In unserem Gesundheitssystem sind die Anstrengungen, mit den vorhandenen, begrenzten Ressourcen auszukommen, vielseitig. Der Erfolg dieser Anstrengungen hingegen ist angesichts rasant zunehmender Möglichkeiten in Diagnostik und Therapie wenig evident. Die Normierung von Krankheitskosten auf DRGs, also „diagnosis related groups”, ist ein sicher positiv zu wertender Versuch, Kalkulierbarkeit, Vergleichbarkeit und Transparenz zu fördern.

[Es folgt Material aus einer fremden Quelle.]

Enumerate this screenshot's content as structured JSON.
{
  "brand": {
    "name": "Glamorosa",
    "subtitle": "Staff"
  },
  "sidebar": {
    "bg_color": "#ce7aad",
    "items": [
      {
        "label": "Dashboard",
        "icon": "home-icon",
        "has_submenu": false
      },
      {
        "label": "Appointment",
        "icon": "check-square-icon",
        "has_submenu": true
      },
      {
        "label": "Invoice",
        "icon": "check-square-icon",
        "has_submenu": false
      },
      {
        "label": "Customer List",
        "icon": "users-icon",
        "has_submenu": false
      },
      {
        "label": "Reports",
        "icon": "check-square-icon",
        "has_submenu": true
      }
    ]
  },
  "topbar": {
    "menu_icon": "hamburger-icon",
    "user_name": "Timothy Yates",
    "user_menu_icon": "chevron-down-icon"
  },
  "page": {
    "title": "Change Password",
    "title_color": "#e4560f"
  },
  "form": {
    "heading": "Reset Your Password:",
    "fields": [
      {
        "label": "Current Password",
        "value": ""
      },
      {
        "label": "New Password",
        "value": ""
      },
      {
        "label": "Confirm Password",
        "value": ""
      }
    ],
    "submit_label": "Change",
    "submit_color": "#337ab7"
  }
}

In der Diskussion um DRGs ist jedoch eine Gefahr offensichtlich wenig abgebildet: Die deutsche Medizin wird diagnoselastiger. Schon jetzt gibt es Strategien, wie viele und welche Diagnosen gestellt werden müssen, um die Remuneration zu optimieren. Es ist eine Binsenweisheit, dass die Intensität der Diagnostik über Inhalt und Ausmaß der Diagnosenliste entscheidet. Der zynische Spruch - es gibt keine gesunden, sondern nur nicht ausreichend untersuchte Patienten - wird unter DRG-Bedingungen zur allgegenwärtigen Realität, denn in der Marktwirtschaft verkauft sich das, was bezahlt wird. Und bezahlt wird im DRG-System eben die Diagnose, nicht die Therapie.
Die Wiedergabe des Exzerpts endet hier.